G4 — Timeline Consistency

For each crash with multiple person entries, verifies that:

  1. The date (År, Månad, Dag) is the same across all entries.
  2. The time (Klockslag grupp (timme)) is the same across all entries.

Date mismatches are reported first, followed by time mismatches sorted by the magnitude of the time difference.

  • Why it matters: All persons in the same crash should have the same date and time.

G5 — Location Consistency (Län / Kommun)

For each crash with multiple person entries, verifies that Län (county) and Kommun (municipality) are consistent.

  • Why it matters: All persons in the same crash should be at the same location.

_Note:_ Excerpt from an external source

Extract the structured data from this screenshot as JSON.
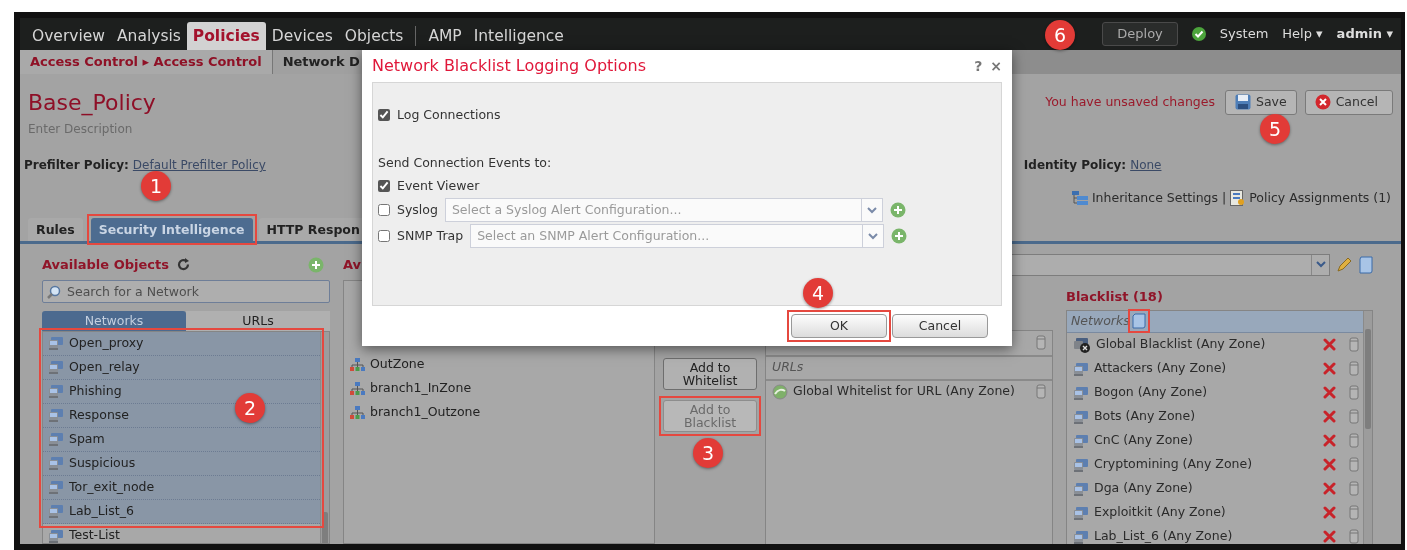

G6 — Duplicate Person Detection

Identifies potential duplicate person entries across different crashes. Groups persons by:

  • Age (Ålder), Gender (Kön)
  • Date (År, Månad, Dag), Time (Klockslag grupp (timme))
  • Location (Län, Kommun, Olycksväg/-gata)
  • Road-user type (Sammanvägd Trafikantkategori - Huvudgrupp)

If the same combination of all these values appears in multiple different crash IDs, it is flagged as a potential duplicate. Rows with missing age or unknown gender are excluded.

  • Why it matters: The same traffic incident may have been registered as multiple separate crashes. Including the road-user type ensures that different road users at the same time/place are not incorrectly flagged.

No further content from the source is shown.